From Basra in the south to the rural areas of Iraqi Kurdistan, considered the most stable part of the country, rampant inflation is stirring discontent. Kurds regularly complain that the prices on virtually all the basic needs of life have shot up in the past year. Salaries have not kept pace.

"Inflation now is very bad," said Lieutenant Ismail Ibrahim Said, a police officer in Qaradagh, a town in Kurdistan. "The salary we get is nothing for us. It's only $220 a month. If a child gets sick, we can't take him to a clinic for treatment. We can't buy new clothes. The salary is enough only for food."

Stanching inflation will be not be easy. Experts here say they struggle just to collect the data necessary to diagnose the problem, while Iraq largely lacks the usual economic mechanisms for controlling prices.

The Central Bank of Iraq is only 3 years old. Though the International Monetary Fund reports that officials have raised interest rates to reduce liquidity - and accelerated efforts to create a functioning free market - its most recent study in July also concluded that "the banking system is largely inert." As a result, the report said, the effectiveness of such proposals would be "very limited."

Ali al-Dabagh, a spokesman for the prime minister, said in an interview that "the government is working hard to find solutions." He blamed terrorists for undermining Iraq's democratically elected leaders, but he acknowledged that the country "needs an administrative revolution."

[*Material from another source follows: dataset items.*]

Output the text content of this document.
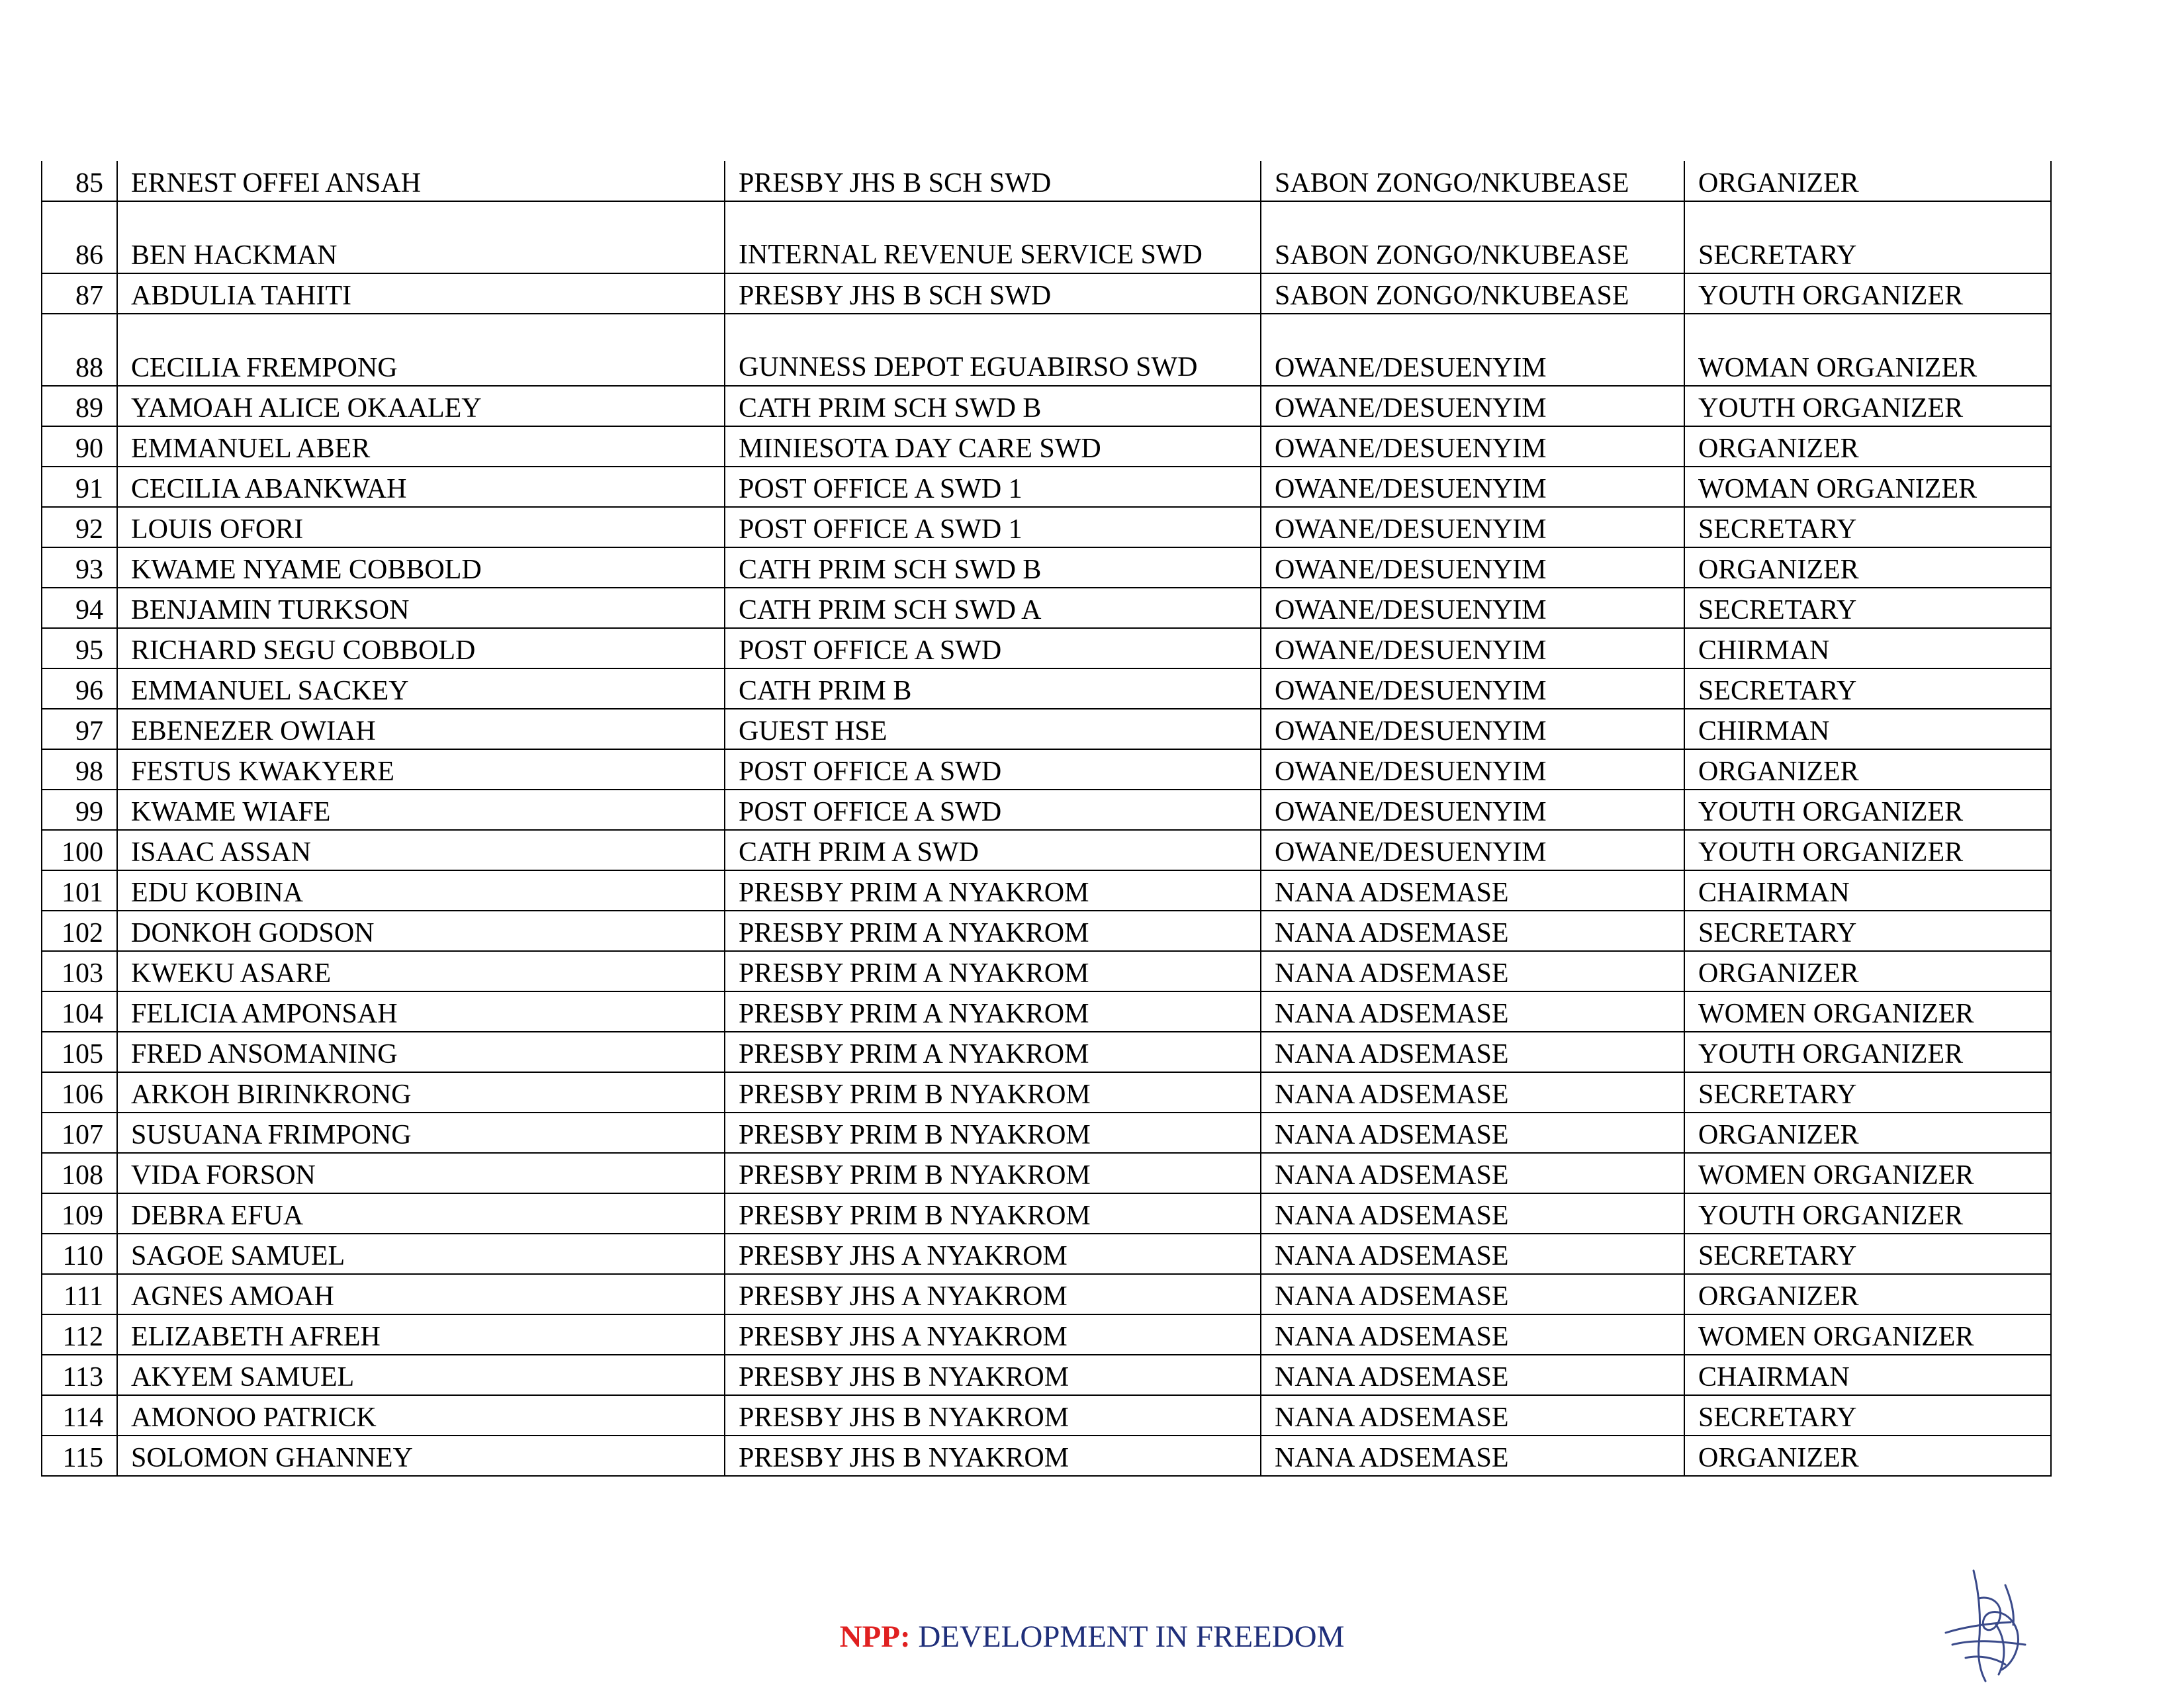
85	ERNEST OFFEI ANSAH	PRESBY JHS B SCH SWD	SABON ZONGO/NKUBEASE	ORGANIZER
86	BEN HACKMAN	INTERNAL REVENUE SERVICE SWD	SABON ZONGO/NKUBEASE	SECRETARY
87	ABDULIA TAHITI	PRESBY JHS B SCH SWD	SABON ZONGO/NKUBEASE	YOUTH ORGANIZER
88	CECILIA FREMPONG	GUNNESS DEPOT EGUABIRSO SWD	OWANE/DESUENYIM	WOMAN ORGANIZER
89	YAMOAH ALICE OKAALEY	CATH PRIM SCH SWD B	OWANE/DESUENYIM	YOUTH ORGANIZER
90	EMMANUEL ABER	MINIESOTA DAY CARE SWD	OWANE/DESUENYIM	ORGANIZER
91	CECILIA ABANKWAH	POST OFFICE A SWD 1	OWANE/DESUENYIM	WOMAN ORGANIZER
92	LOUIS OFORI	POST OFFICE A SWD 1	OWANE/DESUENYIM	SECRETARY
93	KWAME NYAME COBBOLD	CATH PRIM SCH SWD B	OWANE/DESUENYIM	ORGANIZER
94	BENJAMIN TURKSON	CATH PRIM SCH SWD A	OWANE/DESUENYIM	SECRETARY
95	RICHARD SEGU COBBOLD	POST OFFICE A SWD	OWANE/DESUENYIM	CHIRMAN
96	EMMANUEL SACKEY	CATH PRIM B	OWANE/DESUENYIM	SECRETARY
97	EBENEZER OWIAH	GUEST HSE	OWANE/DESUENYIM	CHIRMAN
98	FESTUS KWAKYERE	POST OFFICE A SWD	OWANE/DESUENYIM	ORGANIZER
99	KWAME WIAFE	POST OFFICE A SWD	OWANE/DESUENYIM	YOUTH ORGANIZER
100	ISAAC ASSAN	CATH PRIM A SWD	OWANE/DESUENYIM	YOUTH ORGANIZER
101	EDU KOBINA	PRESBY PRIM A NYAKROM	NANA ADSEMASE	CHAIRMAN
102	DONKOH GODSON	PRESBY PRIM A NYAKROM	NANA ADSEMASE	SECRETARY
103	KWEKU ASARE	PRESBY PRIM A NYAKROM	NANA ADSEMASE	ORGANIZER
104	FELICIA AMPONSAH	PRESBY PRIM A NYAKROM	NANA ADSEMASE	WOMEN ORGANIZER
105	FRED ANSOMANING	PRESBY PRIM A NYAKROM	NANA ADSEMASE	YOUTH ORGANIZER
106	ARKOH BIRINKRONG	PRESBY PRIM B NYAKROM	NANA ADSEMASE	SECRETARY
107	SUSUANA FRIMPONG	PRESBY PRIM B NYAKROM	NANA ADSEMASE	ORGANIZER
108	VIDA FORSON	PRESBY PRIM B NYAKROM	NANA ADSEMASE	WOMEN ORGANIZER
109	DEBRA EFUA	PRESBY PRIM B NYAKROM	NANA ADSEMASE	YOUTH ORGANIZER
110	SAGOE SAMUEL	PRESBY JHS A NYAKROM	NANA ADSEMASE	SECRETARY
111	AGNES AMOAH	PRESBY JHS A NYAKROM	NANA ADSEMASE	ORGANIZER
112	ELIZABETH AFREH	PRESBY JHS A NYAKROM	NANA ADSEMASE	WOMEN ORGANIZER
113	AKYEM SAMUEL	PRESBY JHS B NYAKROM	NANA ADSEMASE	CHAIRMAN
114	AMONOO PATRICK	PRESBY JHS B NYAKROM	NANA ADSEMASE	SECRETARY
115	SOLOMON GHANNEY	PRESBY JHS B NYAKROM	NANA ADSEMASE	ORGANIZER
NPP: DEVELOPMENT IN FREEDOM
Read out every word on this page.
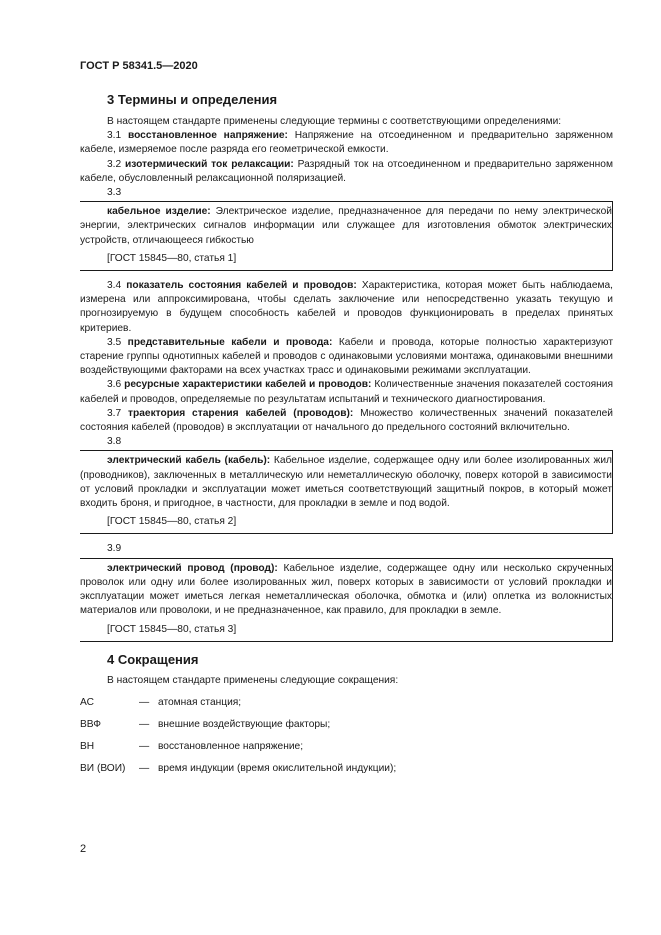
ГОСТ Р 58341.5—2020
3 Термины и определения

В настоящем стандарте применены следующие термины с соответствующими определениями:

3.1 восстановленное напряжение: Напряжение на отсоединенном и предварительно заряженном кабеле, измеряемое после разряда его геометрической емкости.

3.2 изотермический ток релаксации: Разрядный ток на отсоединенном и предварительно заряженном кабеле, обусловленный релаксационной поляризацией.

3.3

кабельное изделие: Электрическое изделие, предназначенное для передачи по нему электрической энергии, электрических сигналов информации или служащее для изготовления обмоток электрических устройств, отличающееся гибкостью

[ГОСТ 15845—80, статья 1]

3.4 показатель состояния кабелей и проводов: Характеристика, которая может быть наблюдаема, измерена или аппроксимирована, чтобы сделать заключение или непосредственно указать текущую и прогнозируемую в будущем способность кабелей и проводов функционировать в пределах принятых критериев.

3.5 представительные кабели и провода: Кабели и провода, которые полностью характеризуют старение группы однотипных кабелей и проводов с одинаковыми условиями монтажа, одинаковыми внешними воздействующими факторами на всех участках трасс и одинаковыми режимами эксплуатации.

3.6 ресурсные характеристики кабелей и проводов: Количественные значения показателей состояния кабелей и проводов, определяемые по результатам испытаний и технического диагностирования.

3.7 траектория старения кабелей (проводов): Множество количественных значений показателей состояния кабелей (проводов) в эксплуатации от начального до предельного состояний включительно.

3.8

электрический кабель (кабель): Кабельное изделие, содержащее одну или более изолированных жил (проводников), заключенных в металлическую или неметаллическую оболочку, поверх которой в зависимости от условий прокладки и эксплуатации может иметься соответствующий защитный покров, в который может входить броня, и пригодное, в частности, для прокладки в земле и под водой.

[ГОСТ 15845—80, статья 2]

3.9

электрический провод (провод): Кабельное изделие, содержащее одну или несколько скрученных проволок или одну или более изолированных жил, поверх которых в зависимости от условий прокладки и эксплуатации может иметься легкая неметаллическая оболочка, обмотка и (или) оплетка из волокнистых материалов или проволоки, и не предназначенное, как правило, для прокладки в земле.

[ГОСТ 15845—80, статья 3]

4 Сокращения

В настоящем стандарте применены следующие сокращения:

АС	— атомная станция;
ВВФ	— внешние воздействующие факторы;
ВН	— восстановленное напряжение;
ВИ (ВОИ)	— время индукции (время окислительной индукции);
2
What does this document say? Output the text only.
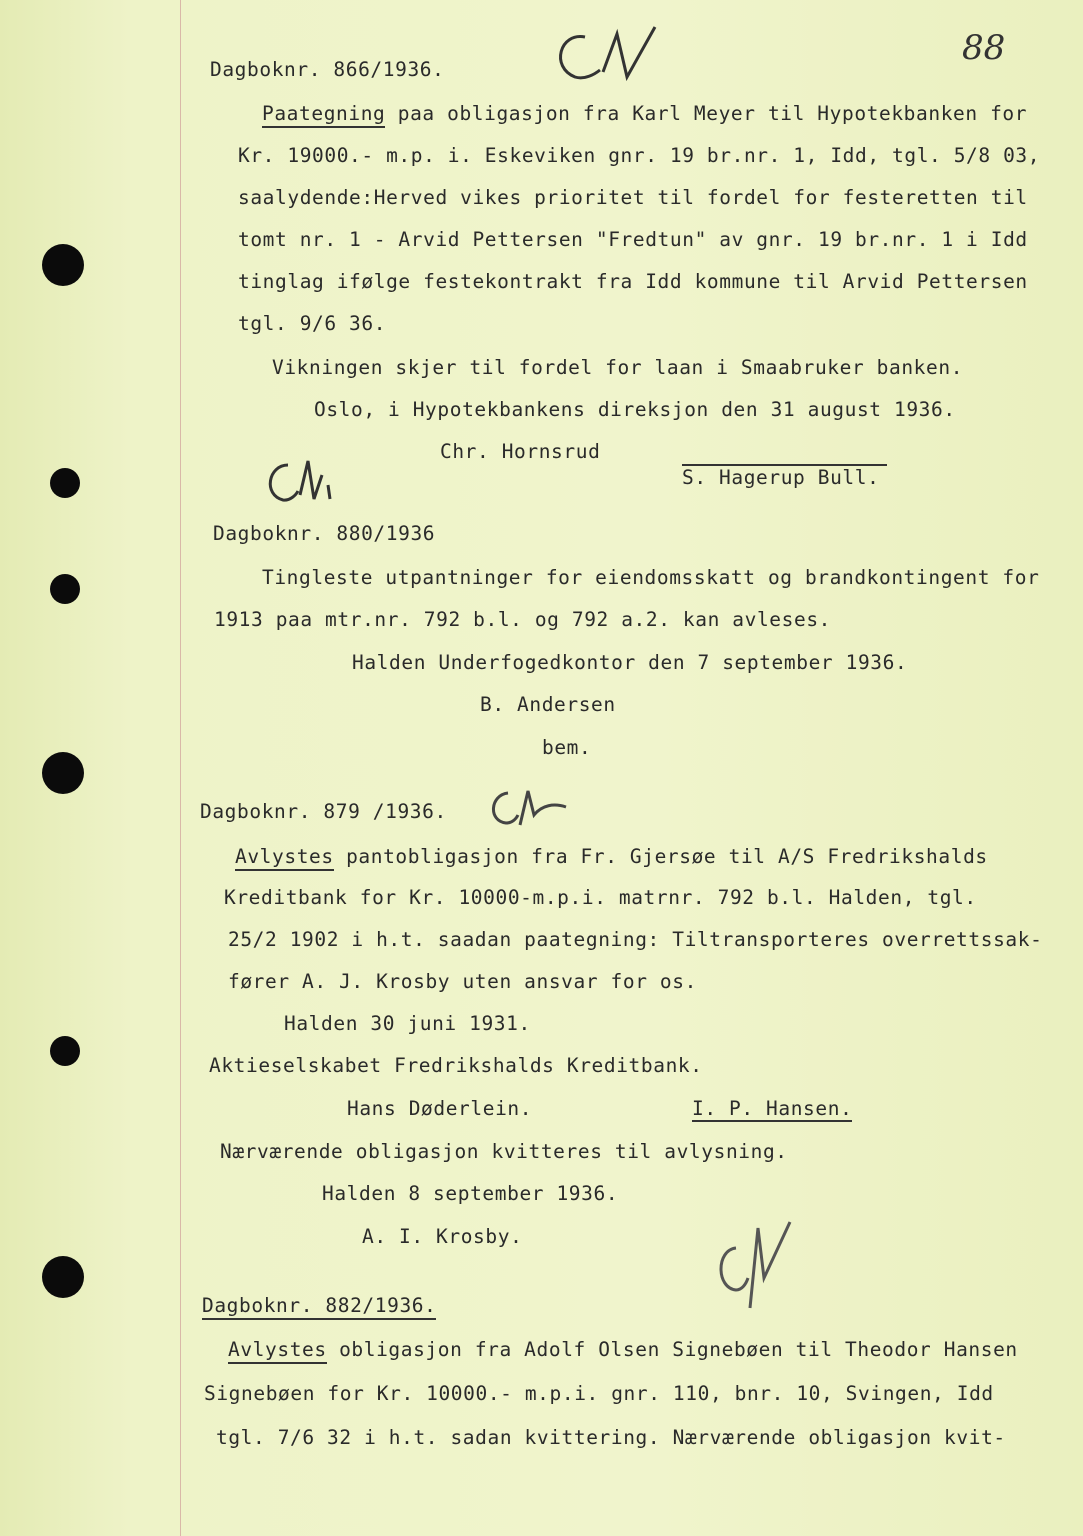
88
Dagboknr. 866/1936.
Paategning paa obligasjon fra Karl Meyer til Hypotekbanken for
Kr. 19000.- m.p. i. Eskeviken gnr. 19 br.nr. 1, Idd, tgl. 5/8 03,
saalydende:Herved vikes prioritet til fordel for festeretten til
tomt nr. 1 - Arvid Pettersen "Fredtun" av gnr. 19 br.nr. 1 i Idd
tinglag ifølge festekontrakt fra Idd kommune til Arvid Pettersen
tgl. 9/6 36.
Vikningen skjer til fordel for laan i Smaabruker banken.
Oslo, i Hypotekbankens direksjon den 31 august 1936.
Chr. Hornsrud
S. Hagerup Bull.
Dagboknr. 880/1936
Tingleste utpantninger for eiendomsskatt og brandkontingent for
1913 paa mtr.nr. 792 b.l. og 792 a.2. kan avleses.
Halden Underfogedkontor den 7 september 1936.
B. Andersen
bem.
Dagboknr. 879 /1936.
Avlystes pantobligasjon fra Fr. Gjersøe til A/S Fredrikshalds
Kreditbank for Kr. 10000-m.p.i. matrnr. 792 b.l. Halden, tgl.
25/2 1902 i h.t. saadan paategning: Tiltransporteres overrettssak-
fører A. J. Krosby uten ansvar for os.
Halden 30 juni 1931.
Aktieselskabet Fredrikshalds Kreditbank.
Hans Døderlein.	I. P. Hansen.
Nærværende obligasjon kvitteres til avlysning.
Halden 8 september 1936.
A. I. Krosby.
Dagboknr. 882/1936.
Avlystes obligasjon fra Adolf Olsen Signebøen til Theodor Hansen
Signebøen for Kr. 10000.- m.p.i. gnr. 110, bnr. 10, Svingen, Idd
tgl. 7/6 32 i h.t. sadan kvittering. Nærværende obligasjon kvit-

For the families trying to survive, time sometimes seems to be running out. Fathi Khalid, 43, a vegetable seller with a mostly empty stall except for a few dozen cucumbers, said that obstacles seem to multiply by the day. Sometimes roads are blocked so harvests never arrive. Sometimes he cannot afford to pay the right bribes. Week after week, his customers purchase less and less. "Most people buy half what they used to," he said. "The vegetables sit here and rot."